In this paper, we aim at learning simultaneously a discriminative dictionary and a robust projection matrix from noisy data. The joint learning, makes the learned projection and dictionary a better fit for each other, so a more accurate classification can be obtained. However, current prevailing joint dimensionality reduction and dictionary learning methods, would fail when the training samples are noisy or heavily corrupted. To address this issue, we propose a joint projection and dictionary learning using low-rank regularization and graph constraints (JPDL-LR). Specifically, the discrimination of the dictionary is achieved by imposing Fisher criterion on the coding coefficients. In addition, our method explicitly encodes the local structure of data by incorporating a graph regularization term, that further improves the discriminative ability of the projection matrix. Inspired by recent advances of low-rank representation for removing outliers and noise, we enforce a low-rank constraint on sub-dictionaries of all classes to make them more compact and robust to noise. Experimental results on several benchmark datasets verify the effectiveness and robustness of our method for both dimensionality reduction and image classification, especially when the data contains considerable noise or variations.

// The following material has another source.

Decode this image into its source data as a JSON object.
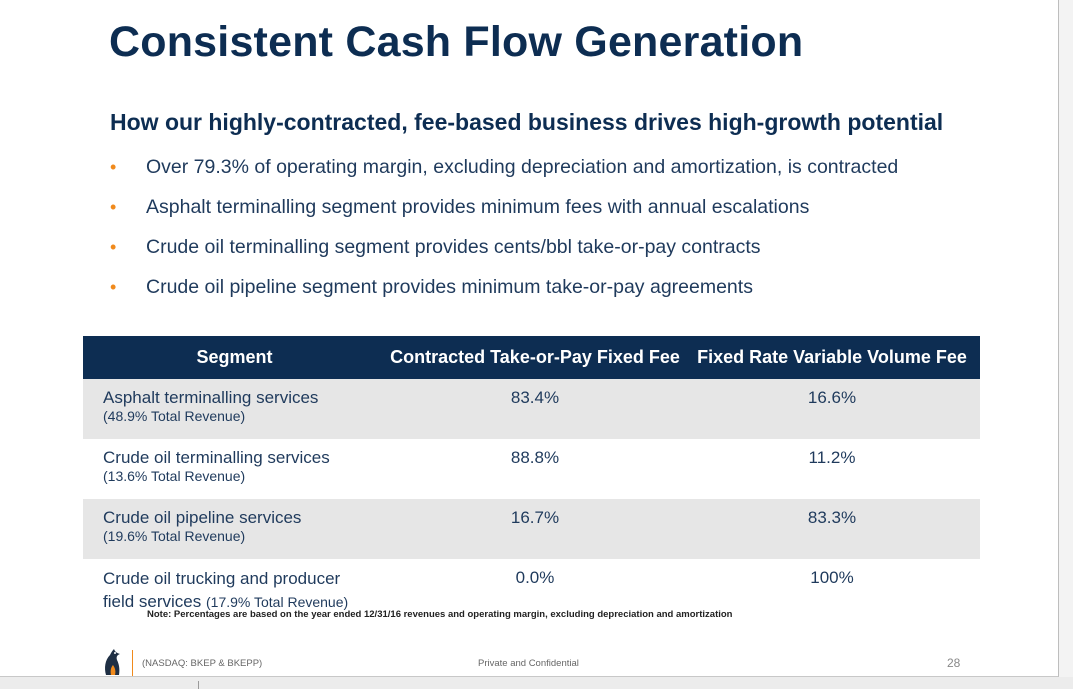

Object Classification with Joint Projection and Low-rank Dictionary Learning

For an object classification system, the most critical obstacles towards real-world applications are often caused by large intra-class variability, arising from different lightings, occlusion and corruption, in limited sample sets. Most methods in the literature would fail when the training samples are heavily occluded, corrupted or have significant illumination or viewpoint variations. Besides, most of the existing methods and especially deep learning-based methods, need large training sets to achieve a satisfactory recognition performance. Although using the pre-trained network on a generic large-scale dataset and fine-tune it to the small-sized target dataset is a widely used technique, this would not help when the content of base and target datasets are very different. To address these issues, we propose a joint projection and low-rank dictionary learning method using dual graph constraints (JP-LRDL). The proposed joint learning method would enable us to learn the features on top of which dictionaries can be better learned, from the data with large intra-class variability. Specifically, a structured class-specific dictionary is learned and the discrimination is further improved by imposing a graph constraint on the coding coefficients, that maximizes the intra-class compactness and inter-class separability. We also enforce low-rank and structural incoherence constraints on sub-dictionaries to make them more compact and robust to variations and outliers and reduce the redundancy among them, respectively. To preserve the intrinsic structure of data and penalize unfavourable relationship among training samples simultaneously, we introduce a projection graph into the framework, which significantly enhances the discriminative ability of the projection matrix and makes the method robust to small-sized and high-dimensional datasets.